In that sense, Hello Young Lovers is similar to 2002's Lil' Beethoven, in that any mundane/obscure facet of human existence seems to be fair game for being invested with absurd levels of melodrama, repeated over and over again and made the subject of a song (you perhaps recall the state Russ Mael got himself into over being put on hold in "Your Call Is Very Important To Us, Please Hold"), although it's not quite so heavily orchestral, instead flitting between the stately arranged bits and the traditional rock band setup of their glam era material. Usually within the same song, several times.
Concepts touched on after the initial salvo of dicking around include women who don't wear perfume, winning the favour of a lady through the use of elaborate metaphors/heroic acts of feline rescue, and a song called "There's No Such Thing As Aliens" which is largely self-explanatory. "(Baby, Baby) Can I Invade Your Country" features a series of decreasingly subtle, quasi-romantic overtures to a sovereign nation ("I might as well ask you—who's your favourite Beatle? My favourite Beatle has always been Ringo. The least outspoken. The apolitical one.") leading perfectly up to the goofily cheerful popping of the title's Big Question. This admittedly has some relevance in the current political climate, but it's possibly the most oblique, eccentric anti-war critique ever recorded.
"Metaphor" may be the absolute highlight, wherein Russell outlines in a typically charismatic drawl his belief that a firm grasp of metaphor is the key to winning the hearts of The Ladies; at first it's a kind of maddeningly infectious playground chant deadpan of the phrase "use them wisely, use them well / And you'll never know the hell of loneliness," but after the arrangement's built up to an appropriate level of stateliness he busts out the old school "hang on, that's not a German woman?" falsetto and starts shouting "CHICKS! DIG! METAPHORS!" accompanied by soaring, celestial harmonies. At this point it's basically ecstatic, calling to mind that Harlem Globetrotters skit in The Simpsons where they're just gleefully flaunting their superiority by spinning the ball on their fingers.
It never quite scales the same heights of genius after that point; the closer "As I Sit Down to Play the Organ at the Notre Dame Cathedral" has a similarly gruelling arrangement to "Dick Around" without ever managing to be as exhilarating. Elsewhere, "Here Kitty"'s account of the ulterior-motive cat-rescuing exploits of a fireman is engaging enough, but sonically it's just kind of annoying—it has a meowing noise for a hook—and underlines that Sparks are one of those bands who tend to tread quite a thin line between unfettered genius and plain ol' Getting On Your Tits.

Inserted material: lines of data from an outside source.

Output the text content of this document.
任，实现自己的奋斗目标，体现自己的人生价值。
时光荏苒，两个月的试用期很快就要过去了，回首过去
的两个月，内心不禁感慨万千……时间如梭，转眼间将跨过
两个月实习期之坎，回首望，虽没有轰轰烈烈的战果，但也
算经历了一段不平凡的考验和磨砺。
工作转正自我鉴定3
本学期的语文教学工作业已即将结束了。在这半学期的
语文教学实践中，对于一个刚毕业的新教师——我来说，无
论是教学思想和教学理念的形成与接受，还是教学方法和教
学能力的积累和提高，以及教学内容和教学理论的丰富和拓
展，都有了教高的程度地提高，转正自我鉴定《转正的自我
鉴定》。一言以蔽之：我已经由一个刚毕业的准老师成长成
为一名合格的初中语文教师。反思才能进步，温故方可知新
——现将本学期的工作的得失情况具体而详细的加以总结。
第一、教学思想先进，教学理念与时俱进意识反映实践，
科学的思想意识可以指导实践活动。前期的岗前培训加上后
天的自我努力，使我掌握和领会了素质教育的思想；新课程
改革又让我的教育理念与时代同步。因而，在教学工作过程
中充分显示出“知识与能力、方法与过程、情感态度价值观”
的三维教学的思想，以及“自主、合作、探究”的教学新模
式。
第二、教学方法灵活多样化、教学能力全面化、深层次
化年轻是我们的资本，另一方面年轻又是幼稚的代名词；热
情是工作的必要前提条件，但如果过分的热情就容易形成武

For the most part it's definitely the former though—I wouldn't want to call it a "return to form" because Lil' Beethoven was actually pretty good, but it certainly perfects that album's aesthetic and infuses it with some of the giddy energy of the earlier Sparks stuff. This kind of ambitious talent for turning the ridiculous into the sublime is pretty rare, and it's basically really heartwarming to see a couple of guys more than thirty years into their career continuing to dick around and be absolutely great at it.